Die Mindestlohnkommission hat einstimmig beschlossen, den gesetzlichen Mindestlohn ab 1. Januar 2017 auf 8,84 € brutto je Zeitstunde festzusetzen.

 

Bei ihrer Beschlussfindung hat sich die Mindestlohnkommission auf den Tarifindex des Statistischen Bundesamtes gestützt. Der Index berücksichtigt, welche Tariferhöhungen von Januar 2015 bis einschließlich Juni 2016 erstmals gezahlt werden. Maßstab dabei sind die tariflichen Stundenlöhne (ohne Sonderzahlungen) und deren monatliche Entwicklung.
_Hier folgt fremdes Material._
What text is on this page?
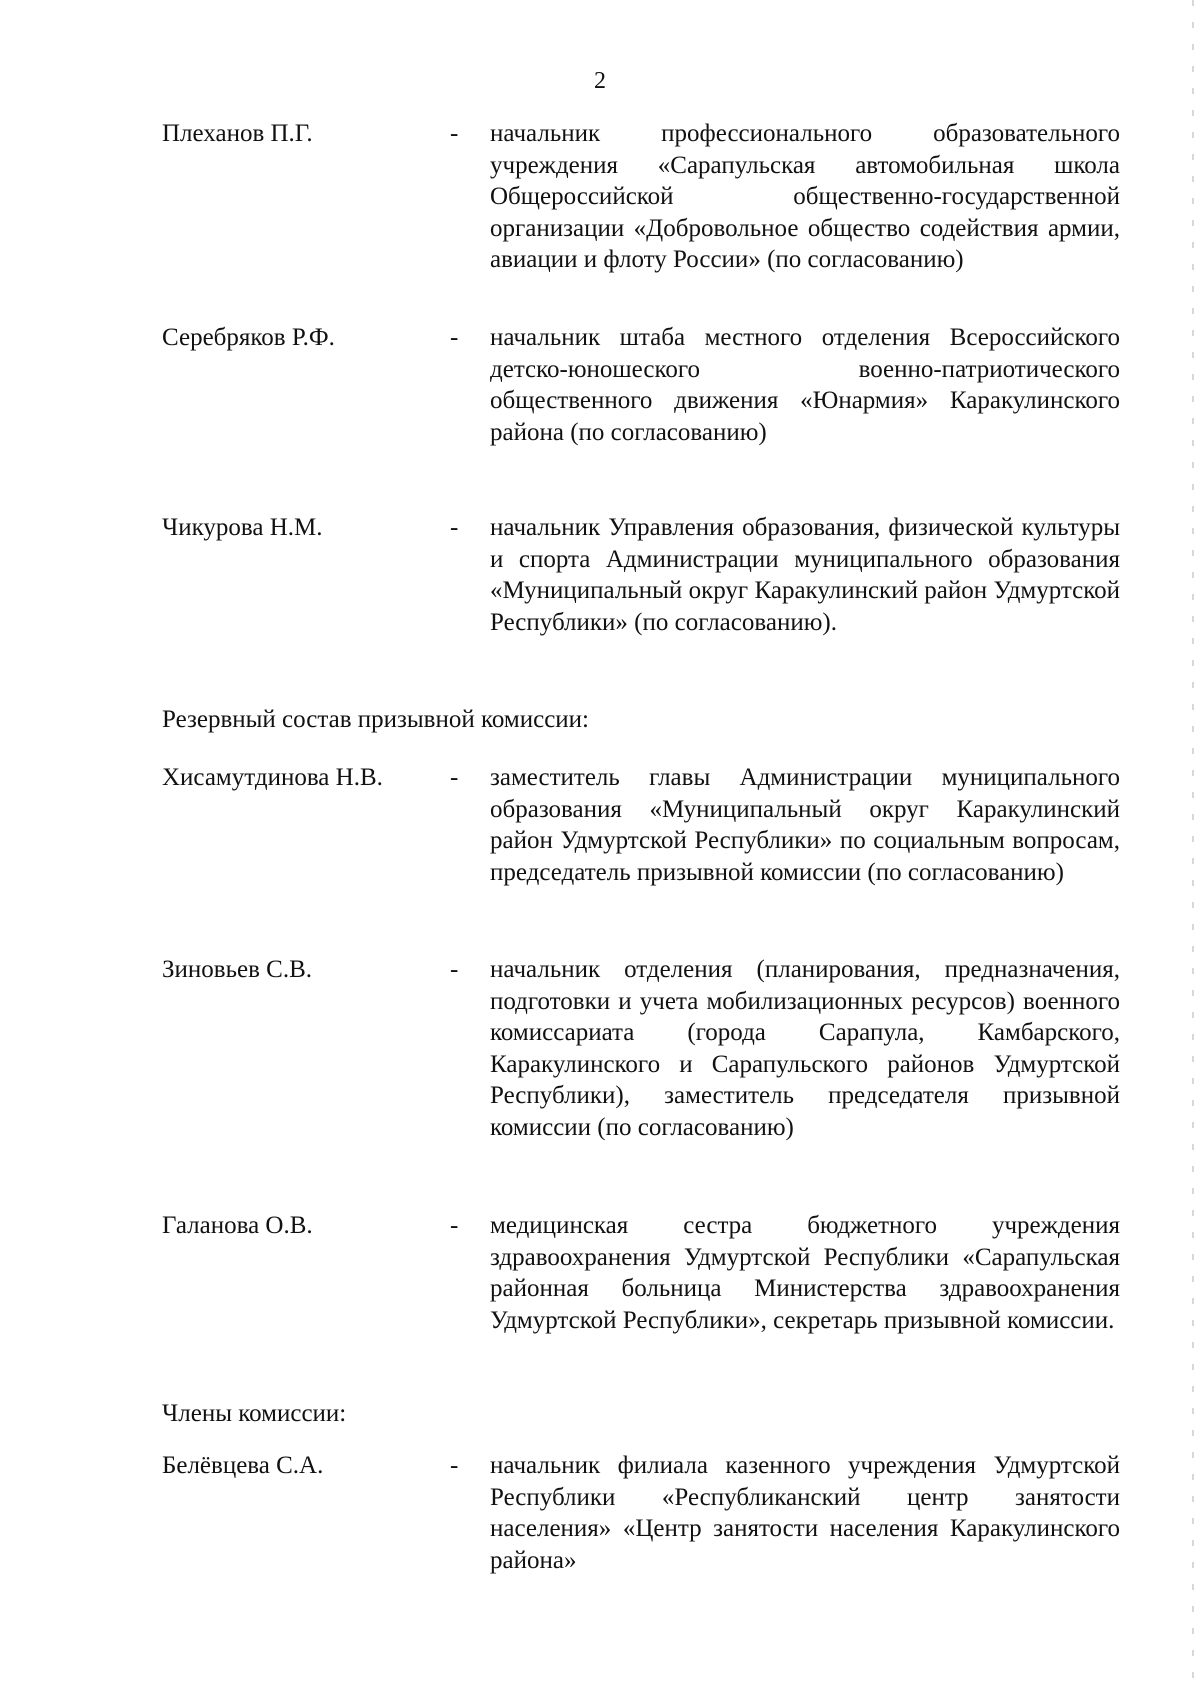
2
Плеханов П.Г.	- начальник профессионального образовательного учреждения «Сарапульская автомобильная школа Общероссийской общественно-государственной организации «Добровольное общество содействия армии, авиации и флоту России» (по согласованию)
Серебряков Р.Ф.	- начальник штаба местного отделения Всероссийского детско-юношеского военно-патриотического общественного движения «Юнармия» Каракулинского района (по согласованию)
Чикурова Н.М.	- начальник Управления образования, физической культуры и спорта Администрации муниципального образования «Муниципальный округ Каракулинский район Удмуртской Республики» (по согласованию).
Резервный состав призывной комиссии:
Хисамутдинова Н.В.	- заместитель главы Администрации муниципального образования «Муниципальный округ Каракулинский район Удмуртской Республики» по социальным вопросам, председатель призывной комиссии (по согласованию)
Зиновьев С.В.	- начальник отделения (планирования, предназначения, подготовки и учета мобилизационных ресурсов) военного комиссариата (города Сарапула, Камбарского, Каракулинского и Сарапульского районов Удмуртской Республики), заместитель председателя призывной комиссии (по согласованию)
Галанова О.В.	- медицинская сестра бюджетного учреждения здравоохранения Удмуртской Республики «Сарапульская районная больница Министерства здравоохранения Удмуртской Республики», секретарь призывной комиссии.
Члены комиссии:
Белёвцева С.А.	- начальник филиала казенного учреждения Удмуртской Республики «Республиканский центр занятости населения» «Центр занятости населения Каракулинского района»
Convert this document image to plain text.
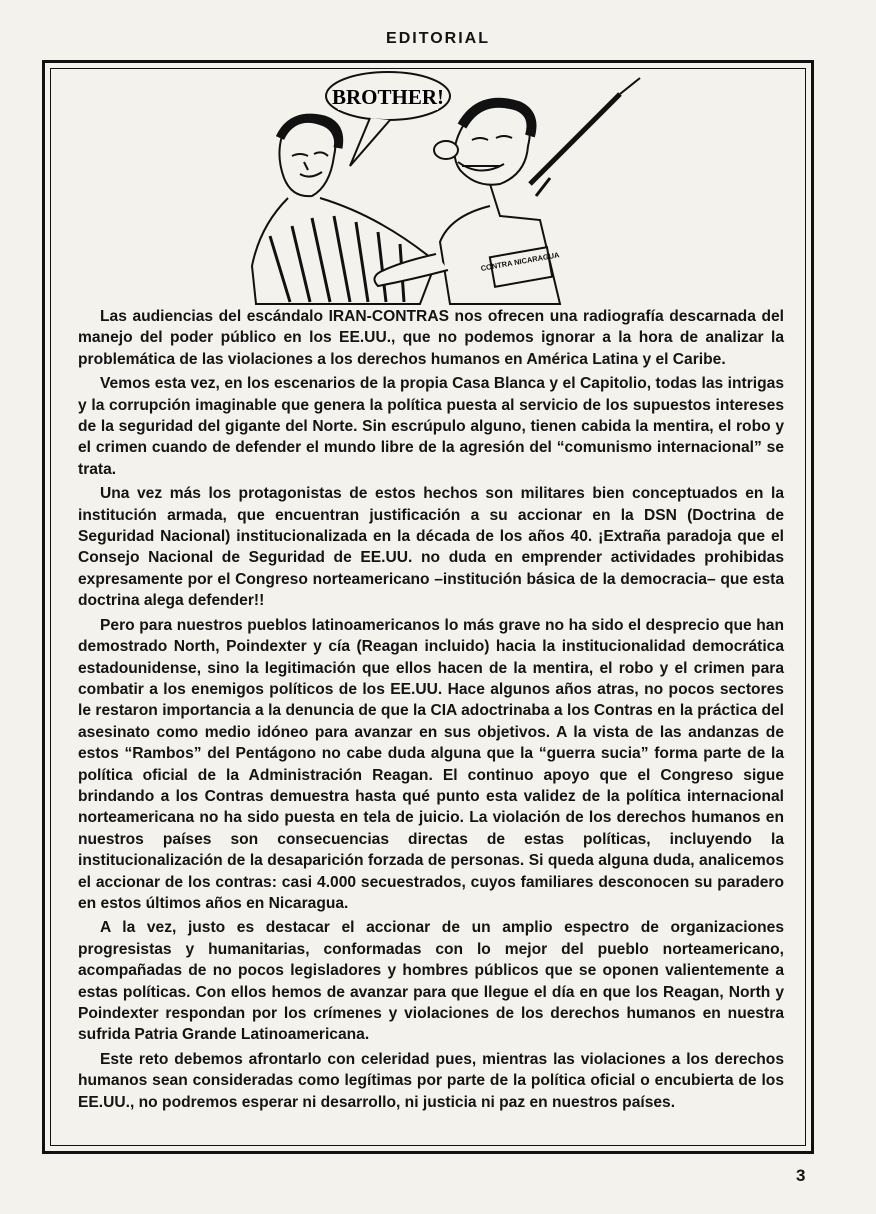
EDITORIAL
BROTHER!
CONTRA NICARAGUA

Las audiencias del escándalo IRAN-CONTRAS nos ofrecen una radiografía descarnada del manejo del poder público en los EE.UU., que no podemos ignorar a la hora de analizar la problemática de las violaciones a los derechos humanos en América Latina y el Caribe.

Vemos esta vez, en los escenarios de la propia Casa Blanca y el Capitolio, todas las intrigas y la corrupción imaginable que genera la política puesta al servicio de los supuestos intereses de la seguridad del gigante del Norte. Sin escrúpulo alguno, tienen cabida la mentira, el robo y el crimen cuando de defender el mundo libre de la agresión del “comunismo internacional” se trata.

Una vez más los protagonistas de estos hechos son militares bien conceptuados en la institución armada, que encuentran justificación a su accionar en la DSN (Doctrina de Seguridad Nacional) institucionalizada en la década de los años 40. ¡Extraña paradoja que el Consejo Nacional de Seguridad de EE.UU. no duda en emprender actividades prohibidas expresamente por el Congreso norteamericano –institución básica de la democracia– que esta doctrina alega defender!!

Pero para nuestros pueblos latinoamericanos lo más grave no ha sido el desprecio que han demostrado North, Poindexter y cía (Reagan incluido) hacia la institucionalidad democrática estadounidense, sino la legitimación que ellos hacen de la mentira, el robo y el crimen para combatir a los enemigos políticos de los EE.UU. Hace algunos años atras, no pocos sectores le restaron importancia a la denuncia de que la CIA adoctrinaba a los Contras en la práctica del asesinato como medio idóneo para avanzar en sus objetivos. A la vista de las andanzas de estos “Rambos” del Pentágono no cabe duda alguna que la “guerra sucia” forma parte de la política oficial de la Administración Reagan. El continuo apoyo que el Congreso sigue brindando a los Contras demuestra hasta qué punto esta validez de la política internacional norteamericana no ha sido puesta en tela de juicio. La violación de los derechos humanos en nuestros países son consecuencias directas de estas políticas, incluyendo la institucionalización de la desaparición forzada de personas. Si queda alguna duda, analicemos el accionar de los contras: casi 4.000 secuestrados, cuyos familiares desconocen su paradero en estos últimos años en Nicaragua.

A la vez, justo es destacar el accionar de un amplio espectro de organizaciones progresistas y humanitarias, conformadas con lo mejor del pueblo norteamericano, acompañadas de no pocos legisladores y hombres públicos que se oponen valientemente a estas políticas. Con ellos hemos de avanzar para que llegue el día en que los Reagan, North y Poindexter respondan por los crímenes y violaciones de los derechos humanos en nuestra sufrida Patria Grande Latinoamericana.

Este reto debemos afrontarlo con celeridad pues, mientras las violaciones a los derechos humanos sean consideradas como legítimas por parte de la política oficial o encubierta de los EE.UU., no podremos esperar ni desarrollo, ni justicia ni paz en nuestros países.

3
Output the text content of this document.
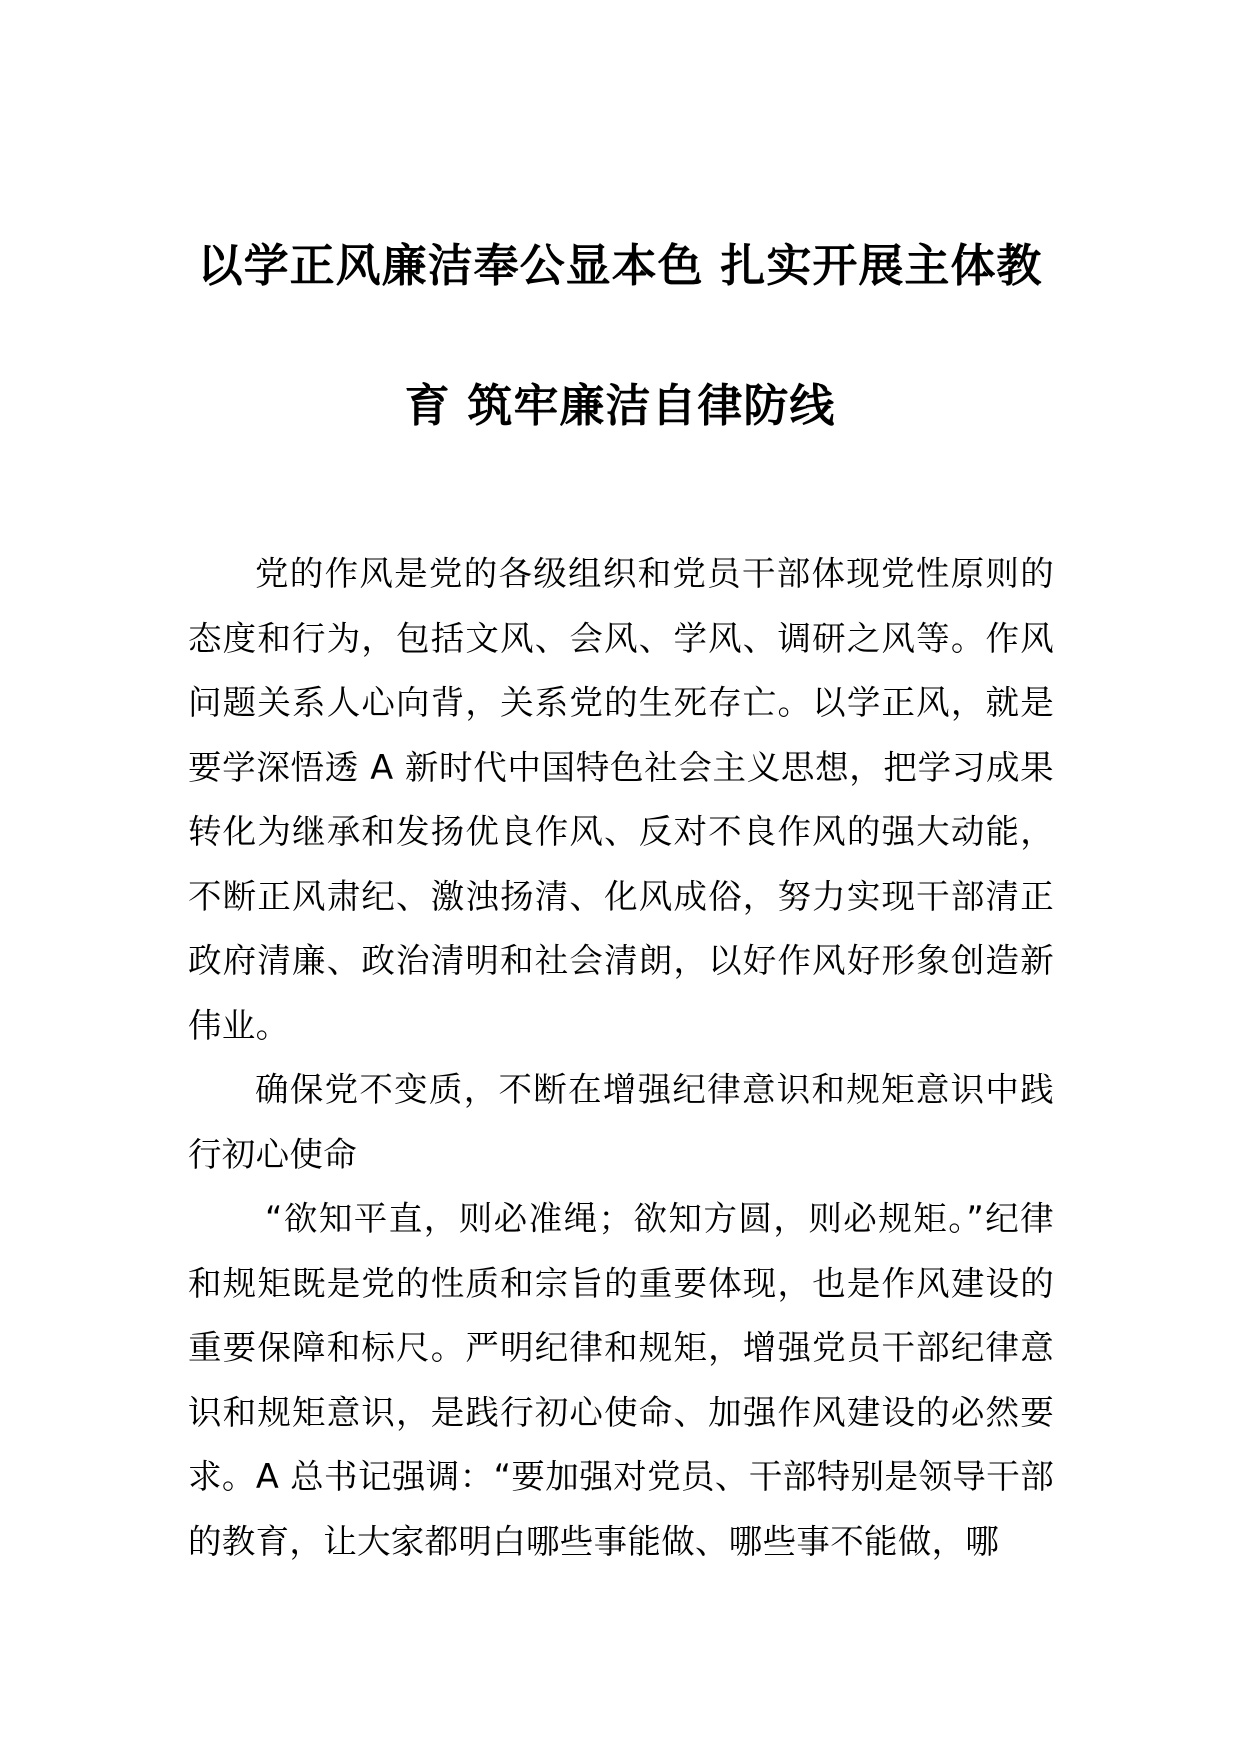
以学正风廉洁奉公显本色 扎实开展主体教
育 筑牢廉洁自律防线

党的作风是党的各级组织和党员干部体现党性原则的态度和行为，包括文风、会风、学风、调研之风等。作风问题关系人心向背，关系党的生死存亡。以学正风，就是要学深悟透 A 新时代中国特色社会主义思想，把学习成果转化为继承和发扬优良作风、反对不良作风的强大动能，不断正风肃纪、激浊扬清、化风成俗，努力实现干部清正政府清廉、政治清明和社会清朗，以好作风好形象创造新伟业。

确保党不变质，不断在增强纪律意识和规矩意识中践行初心使命

“欲知平直，则必准绳；欲知方圆，则必规矩。”纪律和规矩既是党的性质和宗旨的重要体现，也是作风建设的重要保障和标尺。严明纪律和规矩，增强党员干部纪律意识和规矩意识，是践行初心使命、加强作风建设的必然要求。A 总书记强调：“要加强对党员、干部特别是领导干部的教育，让大家都明白哪些事能做、哪些事不能做，哪
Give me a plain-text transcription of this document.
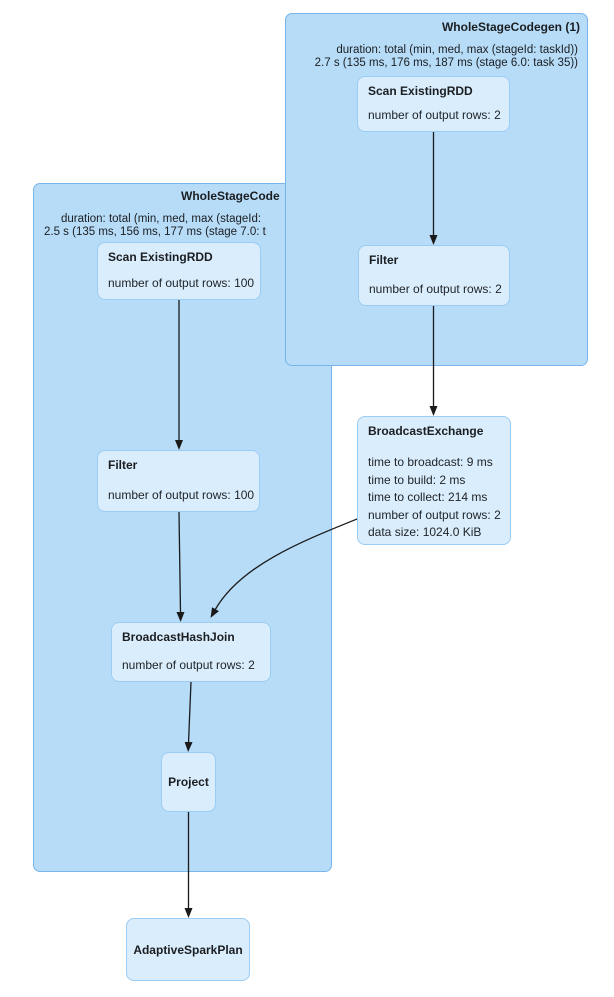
WholeStageCode
duration: total (min, med, max (stageId:
2.5 s (135 ms, 156 ms, 177 ms (stage 7.0: t
Scan ExistingRDD
number of output rows: 100
Filter
number of output rows: 100
BroadcastHashJoin
number of output rows: 2
Project
WholeStageCodegen (1)
duration: total (min, med, max (stageId: taskId))
2.7 s (135 ms, 176 ms, 187 ms (stage 6.0: task 35))
Scan ExistingRDD
number of output rows: 2
Filter
number of output rows: 2
BroadcastExchange
time to broadcast: 9 ms
time to build: 2 ms
time to collect: 214 ms
number of output rows: 2
data size: 1024.0 KiB
AdaptiveSparkPlan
Nach Mitteilung des Statistischen Bundesamtes entspricht die Entwicklung der Tarifverdienste die den öffentlichen Dienst in diesem Zeitraum 4,0 %. Daraus errechnet sich die Erhöhung des Mindestlohnes um 34 Cent.

 

Das Gesetz sieht alle zwei Jahre eine Anpassung vor. Die nächste Anhebung steht damit zum 1. Januar 2019 an. Dafür stellte die Mindestlohnkommission einen Tarifindex von 3,2 % fest.

 

 

Übergangsregelungen

 

Bis zum 31. Dezember 2016 läuft die Übergangsregelung aus, die erlaubt, tarifvertraglich vom Mindestlohn abzuweichen.

 

Übergangsweise gelten noch in der Land- und Forstwirtschaft, im Gartenbau und in der ostdeutschen Textil- und Bekleidungsindustrie niedrigere Mindestlöhne. Spätestens zum 1. Januar 2017 müssen die Beschäftigten auch hier mindestens 8,50 € bekommen. In beiden Branchen werden die Mindestlöhne darüber liegen. Ab dem 1. Januar 2016 gilt der von der Mindestlohnkommission neu festgesetzte Mindestlohn.

 

Zwei Sonderregelungen gelten für Zeitungsausträger und Saisonkräfte: Zeitungsausträger müssen 2016 mindestens 7,23 € brutto pro Stunde bekommen (85 % des gesetzlichen Mindestlohns). Ab dem 1. Januar 2017 haben die Anspruch auf 8,50 € brutto. Ab dem 1. Januar 2018 gilt  auch für Zeitungsausträger dann der neu festgesetzte Mindestlohn. Für Saisonarbeitskräfte, z. B. Erntehelfer, gilt der gesetzliche Mindestlohn. Allerdings können Saisonarbeiter kurzfristig statt 50 bis zu 70 Tage pro Jahr bzw. 3 Monate statt bisher 2 Monate sozialabgabenfrei arbeiten. Diese Regelung gilt noch bis Ende 2018.

 

Ab dem 1. Januar 2017 müssen alle Beschäftigten in allen Branchen einen Mindestlohn von wenigstens 8,50 € enthalten. Ab dem 1. Januar 2018 gilt der von der Mindestlohnkommission festgesetzte Mindestlohn ohne jede Einschränkung.